Pilotless planes are in great demand by various branches, but especially those engaged in monitoring and controlling our borders, forests and roads. The craft’s high definition camera can record the number plates of cars violating road traffic rules, while tracking unlicensed hunters in forests and reserves and recording unauthorised crossings at the border. This is also of great help to the Emergency Ministry, as the craft is able to fly over places affected by extraordinary conditions; these air ‘patrols’ can then inform of changes to a situation, enabling rescuers to react in good time.
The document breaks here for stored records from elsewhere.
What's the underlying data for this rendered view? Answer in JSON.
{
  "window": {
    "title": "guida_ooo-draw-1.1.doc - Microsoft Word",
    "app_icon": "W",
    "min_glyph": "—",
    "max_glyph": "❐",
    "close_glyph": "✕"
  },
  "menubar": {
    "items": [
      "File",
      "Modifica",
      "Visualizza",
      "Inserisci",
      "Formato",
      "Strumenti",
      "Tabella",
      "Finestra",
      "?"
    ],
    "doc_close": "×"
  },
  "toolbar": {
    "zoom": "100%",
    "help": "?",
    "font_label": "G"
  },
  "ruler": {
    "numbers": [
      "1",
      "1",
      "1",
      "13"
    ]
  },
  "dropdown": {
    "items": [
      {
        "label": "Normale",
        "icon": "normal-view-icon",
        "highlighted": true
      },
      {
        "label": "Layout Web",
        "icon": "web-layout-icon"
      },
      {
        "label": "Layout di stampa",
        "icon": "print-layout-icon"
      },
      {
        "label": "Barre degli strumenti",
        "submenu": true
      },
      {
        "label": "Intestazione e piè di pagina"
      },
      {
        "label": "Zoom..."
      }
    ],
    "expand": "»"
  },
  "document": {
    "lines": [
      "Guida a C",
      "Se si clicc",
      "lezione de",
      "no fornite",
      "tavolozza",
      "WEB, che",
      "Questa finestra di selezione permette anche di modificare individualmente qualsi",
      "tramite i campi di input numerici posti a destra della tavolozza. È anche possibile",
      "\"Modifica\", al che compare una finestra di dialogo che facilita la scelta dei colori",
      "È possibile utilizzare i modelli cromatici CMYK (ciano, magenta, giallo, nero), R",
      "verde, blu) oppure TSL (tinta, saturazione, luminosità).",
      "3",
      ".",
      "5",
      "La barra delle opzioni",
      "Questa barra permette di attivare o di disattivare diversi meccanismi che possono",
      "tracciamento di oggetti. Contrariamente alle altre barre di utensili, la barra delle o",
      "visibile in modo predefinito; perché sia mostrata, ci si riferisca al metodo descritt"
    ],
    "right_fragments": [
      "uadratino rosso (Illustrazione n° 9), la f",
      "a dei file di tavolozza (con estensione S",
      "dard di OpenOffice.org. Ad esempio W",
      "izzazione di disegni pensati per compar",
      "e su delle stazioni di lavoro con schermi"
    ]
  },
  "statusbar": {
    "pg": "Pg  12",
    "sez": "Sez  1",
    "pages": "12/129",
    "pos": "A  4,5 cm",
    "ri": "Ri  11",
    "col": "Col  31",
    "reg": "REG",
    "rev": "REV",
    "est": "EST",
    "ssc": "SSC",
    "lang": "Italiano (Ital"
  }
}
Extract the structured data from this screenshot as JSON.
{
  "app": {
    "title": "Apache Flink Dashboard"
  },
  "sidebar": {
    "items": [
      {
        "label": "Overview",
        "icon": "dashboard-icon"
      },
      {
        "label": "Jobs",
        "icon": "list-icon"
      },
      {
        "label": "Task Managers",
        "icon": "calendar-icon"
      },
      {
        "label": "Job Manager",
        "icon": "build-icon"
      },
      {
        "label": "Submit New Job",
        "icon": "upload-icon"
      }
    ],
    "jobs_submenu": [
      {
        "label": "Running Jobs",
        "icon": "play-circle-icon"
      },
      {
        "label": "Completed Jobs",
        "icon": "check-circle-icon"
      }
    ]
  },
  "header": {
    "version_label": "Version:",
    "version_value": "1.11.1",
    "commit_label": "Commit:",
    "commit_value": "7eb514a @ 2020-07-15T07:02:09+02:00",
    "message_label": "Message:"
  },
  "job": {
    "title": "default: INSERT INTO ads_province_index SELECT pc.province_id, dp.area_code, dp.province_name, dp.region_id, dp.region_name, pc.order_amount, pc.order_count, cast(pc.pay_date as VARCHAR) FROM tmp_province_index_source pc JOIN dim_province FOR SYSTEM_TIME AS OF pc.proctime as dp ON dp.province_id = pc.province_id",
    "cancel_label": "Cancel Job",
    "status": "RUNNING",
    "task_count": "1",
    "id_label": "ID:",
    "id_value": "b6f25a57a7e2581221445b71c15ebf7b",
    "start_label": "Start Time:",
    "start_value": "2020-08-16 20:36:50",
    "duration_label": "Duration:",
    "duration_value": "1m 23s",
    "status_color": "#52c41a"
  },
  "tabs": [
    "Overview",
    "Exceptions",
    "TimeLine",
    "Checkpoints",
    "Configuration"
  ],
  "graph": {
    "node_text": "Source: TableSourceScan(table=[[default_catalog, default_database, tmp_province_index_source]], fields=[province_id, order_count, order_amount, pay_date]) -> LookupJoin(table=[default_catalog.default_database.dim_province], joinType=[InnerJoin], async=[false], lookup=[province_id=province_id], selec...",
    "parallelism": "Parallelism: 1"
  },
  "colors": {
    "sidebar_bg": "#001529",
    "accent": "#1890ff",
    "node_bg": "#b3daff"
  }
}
No doubt, pilotless planes will contribute greatly to science, being given various tasks — including weather observation and the compiling of topographic maps. The multi-functionality of Belarusian pilotless aircraft and their high energy efficiency makes them extremely useful. Super-light, medium and large classes are planned, with the smallest weighing just over 2kg. Able to be launched by hand, this ‘baby-plane’ can travel at 60km/h for up to 40 minutes, landing by parachute to have its battery recharged.
Belarusian pilotless planes will change the face of our air space; no doubt, these ‘flying assistants’ have a bright future ahead of them, aiding so many spheres of our lives.